Minutes is the only way. If you base it on just showing up then there is no incentive to play well or stay with CBB. There's certainly tons of reasons to leave. Our society is built on competition. We should have pride it that fact and reward those who play well. Everyone has an equal chance to play the full 40 minutes per game. Everyone has a chance to make it to the final four or final game.
As I said, base in on how much the NCAA receives from advertising. I guarantee NCAA makes sure it collects the money from the TV contracts. I guarantee you NCAA honors its contracts with each University or college making sure they get paid their share. All I am saying is expand the sharing to include the players. This is really not that hard. If the NCAA can pay 64 schools, they certain can take their billions and create a system for paying 500 players who play in the tournament. We have computers for stuff like this!
There are so many ridiculous statements in this post than I honestly don't know if you're trolling or if you actually believe paying players based on minutes played is a good idea.
Who's the last NCAAB player to sue his coach? How many lawsuits have there been the past 10 years? If you give a coach 100% power over a player's pay, there are going to be lawsuits everywhere. Mookie Jones would have 12 lawsuits going through the courts right now himself.

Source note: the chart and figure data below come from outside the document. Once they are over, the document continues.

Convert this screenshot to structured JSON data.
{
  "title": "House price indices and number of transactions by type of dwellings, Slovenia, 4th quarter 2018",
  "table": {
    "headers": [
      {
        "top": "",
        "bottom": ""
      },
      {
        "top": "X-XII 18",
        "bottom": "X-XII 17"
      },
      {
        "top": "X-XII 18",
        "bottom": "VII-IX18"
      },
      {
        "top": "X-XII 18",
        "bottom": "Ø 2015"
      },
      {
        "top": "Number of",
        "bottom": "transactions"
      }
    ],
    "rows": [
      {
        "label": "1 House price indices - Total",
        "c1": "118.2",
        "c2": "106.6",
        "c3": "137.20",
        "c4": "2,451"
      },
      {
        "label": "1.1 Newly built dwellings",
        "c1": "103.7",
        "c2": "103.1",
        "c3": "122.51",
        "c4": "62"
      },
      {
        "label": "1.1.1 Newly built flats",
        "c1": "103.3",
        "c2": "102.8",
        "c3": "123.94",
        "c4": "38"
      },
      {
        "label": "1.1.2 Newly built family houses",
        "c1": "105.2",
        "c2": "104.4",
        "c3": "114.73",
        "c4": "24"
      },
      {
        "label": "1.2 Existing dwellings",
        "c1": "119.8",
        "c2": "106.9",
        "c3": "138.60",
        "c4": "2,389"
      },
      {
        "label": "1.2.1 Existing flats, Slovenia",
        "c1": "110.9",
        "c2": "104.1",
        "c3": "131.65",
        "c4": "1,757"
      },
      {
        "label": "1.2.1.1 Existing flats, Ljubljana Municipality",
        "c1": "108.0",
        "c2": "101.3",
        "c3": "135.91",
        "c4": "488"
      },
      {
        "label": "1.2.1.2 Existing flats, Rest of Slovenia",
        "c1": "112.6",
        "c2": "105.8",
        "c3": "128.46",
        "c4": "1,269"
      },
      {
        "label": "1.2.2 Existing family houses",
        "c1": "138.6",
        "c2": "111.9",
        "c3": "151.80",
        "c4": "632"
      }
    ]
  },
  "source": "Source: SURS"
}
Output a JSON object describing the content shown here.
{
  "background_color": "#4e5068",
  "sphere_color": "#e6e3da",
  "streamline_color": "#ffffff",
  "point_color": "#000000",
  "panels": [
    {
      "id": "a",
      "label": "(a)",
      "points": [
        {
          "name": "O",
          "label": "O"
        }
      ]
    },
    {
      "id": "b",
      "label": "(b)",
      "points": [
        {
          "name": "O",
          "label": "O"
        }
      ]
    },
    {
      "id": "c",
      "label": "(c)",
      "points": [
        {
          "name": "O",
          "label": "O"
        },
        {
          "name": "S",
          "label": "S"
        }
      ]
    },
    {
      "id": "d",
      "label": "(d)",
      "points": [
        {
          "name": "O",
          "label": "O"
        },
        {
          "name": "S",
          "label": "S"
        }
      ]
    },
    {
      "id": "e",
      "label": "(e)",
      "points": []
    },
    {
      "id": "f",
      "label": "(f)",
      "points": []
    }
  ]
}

You're saying the only incentive for NCAAB players is money? Did Villanova not want to win the title this year because they aren't paid cash? Was London Perrantes crying because he didn't make an additional $5k? Ridiculous.
Also, you didn't address my previous questions:
1) Say a coach gets mad at a player, and sits them (JB sitting Kaleb). At what point does it turn from "you're not performing on the court" to "I'm making this personal and making sure you don't get paid". You'd open up the door to lawsuits - 18 year old kids suing their college coaches for now playing them and not allowing them to make money.

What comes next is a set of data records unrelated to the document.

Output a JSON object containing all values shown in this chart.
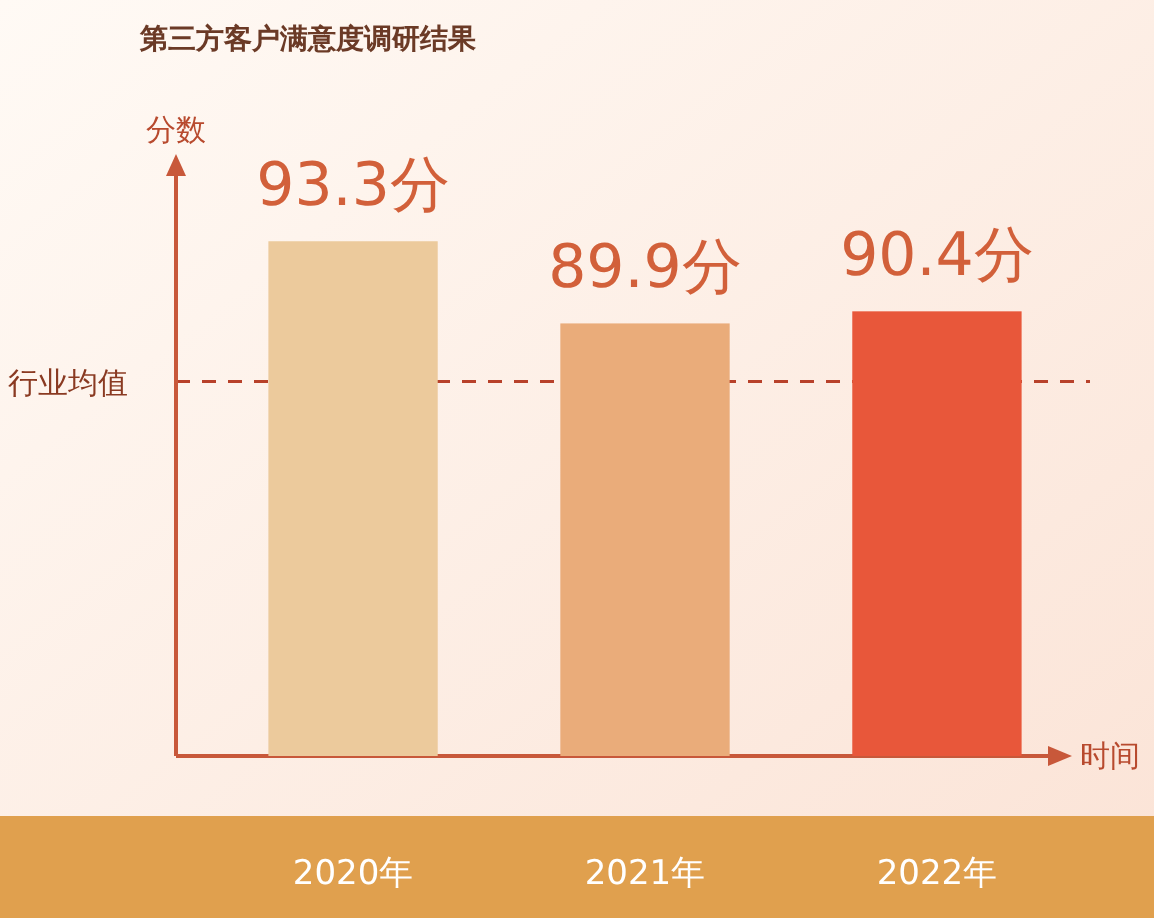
{
  "chart_data": {
    "type": "bar",
    "title": "第三方客户满意度调研结果",
    "ylabel": "分数",
    "xlabel": "时间",
    "categories": [
      "2020年",
      "2021年",
      "2022年"
    ],
    "values": [
      93.3,
      89.9,
      90.4
    ],
    "value_labels": [
      "93.3分",
      "89.9分",
      "90.4分"
    ],
    "colors": [
      "#ecca9c",
      "#eaac7a",
      "#e8573a"
    ],
    "ylim": [
      72,
      96
    ],
    "ref_lines": [
      {
        "axis": "y",
        "value": 87.5,
        "label": "行业均值",
        "color": "#b8412a",
        "line_style": "dashed"
      }
    ]
  }
}
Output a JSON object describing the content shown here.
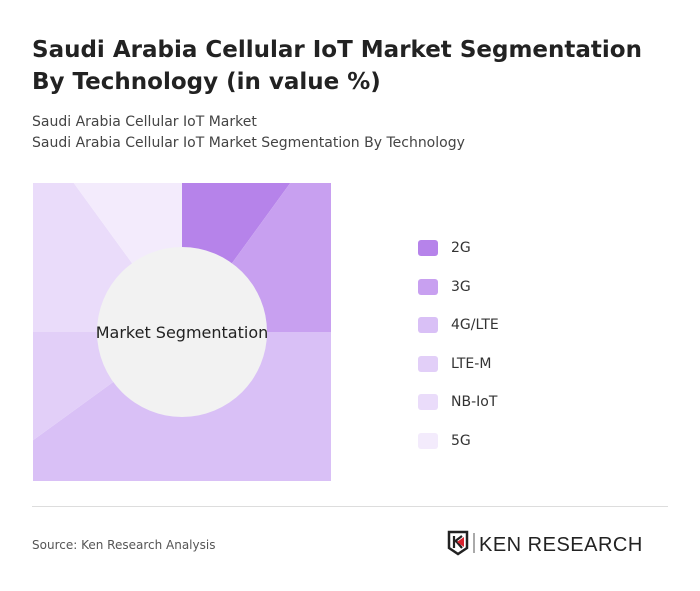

2) If Syracuse wins by 40 points and the starters don't play the entire second half, should they get half the money for that game?

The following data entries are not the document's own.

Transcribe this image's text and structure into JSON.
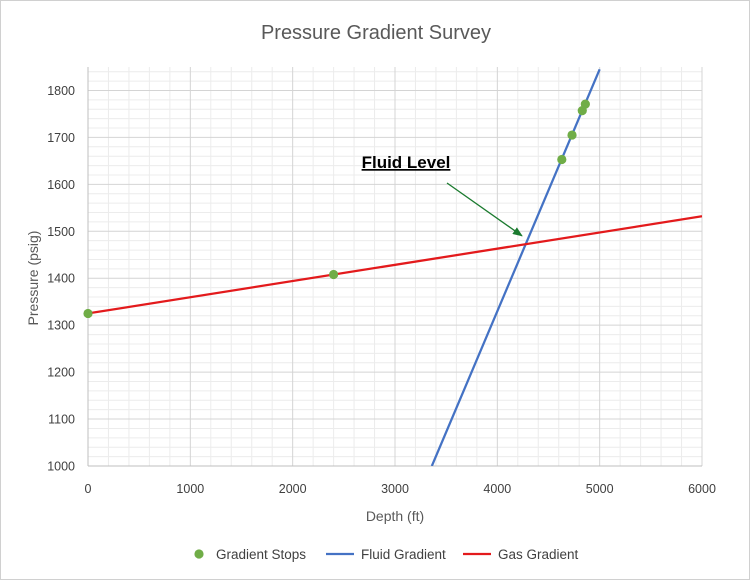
{
  "chart_data": {
    "type": "scatter",
    "title": "Pressure Gradient Survey",
    "xlabel": "Depth (ft)",
    "ylabel": "Pressure (psig)",
    "xlim": [
      0,
      6000
    ],
    "ylim": [
      1000,
      1850
    ],
    "x_ticks": [
      0,
      1000,
      2000,
      3000,
      4000,
      5000,
      6000
    ],
    "y_ticks": [
      1000,
      1100,
      1200,
      1300,
      1400,
      1500,
      1600,
      1700,
      1800
    ],
    "x_minor_step": 200,
    "y_minor_step": 20,
    "grid": true,
    "legend_position": "bottom",
    "series": [
      {
        "name": "Gradient Stops",
        "kind": "scatter",
        "color": "#70ad47",
        "points": [
          [
            0,
            1325
          ],
          [
            2400,
            1408
          ],
          [
            4630,
            1653
          ],
          [
            4730,
            1705
          ],
          [
            4830,
            1757
          ],
          [
            4860,
            1771
          ]
        ]
      },
      {
        "name": "Fluid Gradient",
        "kind": "line",
        "color": "#4472c4",
        "points": [
          [
            3360,
            1000
          ],
          [
            5000,
            1845
          ]
        ]
      },
      {
        "name": "Gas Gradient",
        "kind": "line",
        "color": "#e31a1c",
        "points": [
          [
            0,
            1325
          ],
          [
            6000,
            1532
          ]
        ]
      }
    ],
    "annotation": {
      "text": "Fluid Level",
      "target": [
        4260,
        1484
      ]
    }
  }
}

3) Bigs generally play less minutes, should they get less money?
4) If a team only has one guard due to injuries/suspensions and plays 39 minutes, but is terrible, should he get the maximum amount of money?
5) A player gets injured and misses the rest of the season (McCullough, Devendorf), should they get zero salary for 50%, 75% of the season?
6) A player has to miss time for personal reasons (family death, illness), should they not get paid if they miss 2 or 3 games?
I think you'd see locker rooms turned into fight clubs with cocky freshman mad that the upperclassman is taking his "promised playing time (CASH)" away, or the other way around. Players recruited and promised a starting spot, 32 mpg, let's say that's about $60k/season. They don't perform well so now they play 8 mpg, and that's only $15k. So you're promised $60k and now make $15k. I'll let you tell me how many problems that would cause.